In July 2017, it was announced that the second iteration, the Google Glass Enterprise Edition, would be released in the US for companies such a Boeing.


In May 2019, Google announced the Google Glass Enterprise Edition 2. Google also announced a partnership with Smith Optics to develop Glass-compatible safety frames.


So Google Glass wasn’t a fail-fast punt by a tech giant. A lot of money was invested in its development, and Google clearly believed that the product had a long-term future.


Indeed, according to an excellent article at www.failory.com/google/glass:

  • Time Magazine named Google Glass as one of the Best Inventions of the Year
  • Google Glass got a 12-page spread in Vogue
  • They appeared in an episode of The Simpsons
  • Such luminaries as Prince Charles, Oprah, Beyoncé, Jennifer Lawrence and Bill Murray were all photographed wearing a pair


So how come many people believe Google Glass is currently residing in the “Where Are They Now” file?


Again, according to Failory:

  • The product couldn’t do all the things the marketers promised
  • The design was cumbersome to wear (Google claimed a benefit was that Google Glass was ‘much lighter than a smartphone’, but as one Reddit commentator memorably fumed: “Yes but I don’t wear my phone on my face”)
  • There were major privacy concerns – not least that the people Google Glass recorded hadn’t given their permission to be filmed
  • Ultimately folk didn’t think it was worth the hassle – it felt like technology solving for a problem that didn’t really exist in the consumer’s mind


Well, a decade after the initial launch, it seems Google are on the road to launching again.

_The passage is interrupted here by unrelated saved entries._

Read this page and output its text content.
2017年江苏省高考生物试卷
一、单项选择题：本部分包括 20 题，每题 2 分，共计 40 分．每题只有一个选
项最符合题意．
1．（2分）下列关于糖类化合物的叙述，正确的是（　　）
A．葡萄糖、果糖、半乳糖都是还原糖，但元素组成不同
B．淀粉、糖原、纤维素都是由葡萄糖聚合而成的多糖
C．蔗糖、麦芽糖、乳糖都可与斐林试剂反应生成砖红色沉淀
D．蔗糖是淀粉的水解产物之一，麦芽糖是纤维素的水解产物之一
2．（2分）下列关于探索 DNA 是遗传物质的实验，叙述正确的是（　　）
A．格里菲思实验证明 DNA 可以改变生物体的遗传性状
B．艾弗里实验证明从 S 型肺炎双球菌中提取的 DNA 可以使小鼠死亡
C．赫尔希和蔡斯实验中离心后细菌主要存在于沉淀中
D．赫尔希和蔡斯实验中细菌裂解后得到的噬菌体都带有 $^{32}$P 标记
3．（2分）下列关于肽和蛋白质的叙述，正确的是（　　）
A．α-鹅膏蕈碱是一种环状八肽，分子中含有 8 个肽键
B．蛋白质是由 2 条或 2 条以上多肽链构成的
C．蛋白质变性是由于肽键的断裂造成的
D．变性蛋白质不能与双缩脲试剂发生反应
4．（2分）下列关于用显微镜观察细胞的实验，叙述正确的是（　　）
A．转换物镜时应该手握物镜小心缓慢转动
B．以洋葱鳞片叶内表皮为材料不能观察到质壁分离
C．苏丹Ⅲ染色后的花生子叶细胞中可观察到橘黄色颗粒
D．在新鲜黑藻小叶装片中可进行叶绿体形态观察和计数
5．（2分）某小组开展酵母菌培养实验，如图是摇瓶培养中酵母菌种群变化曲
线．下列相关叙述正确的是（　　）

According to Tech Radar: Google’s finally ready to give us Google Glass 2, but is the world ready? | TechRadar


Which brings us to the Metaverse.


Facebook are so invested in making the metaverse work that they’ve renamed their entire business after it.


But I do wonder whether by going “all in” on the company rebrand and repositioning, Meta are repeating the mistake Google first made a decade ago.


With their own product re-launch, Google are leaving themselves sufficient strategic latitude to back away if the same challenges reappear: customer indifference, security concerns, price barriers and the like.


Whereas Facebook – sorry, Meta – seem to be betting the strategic house on VR tech becoming the standard, way beyond the scope of gaming, or niche business applications.


My personal bet is that Google have the shrewder strategists, and whilst VR headsets and a Meta world will gain more traction as the tech improves and customer acceptance widens, VR tech will never become as widely adapted or used as the Meta hype (and investment) is predicting.


Am I right? Maybe I should bookmark this blog, and come back to it in a decade’s time.


If I’m re-reading it via a VR headset, then I’ll just have to eat my Meta hat.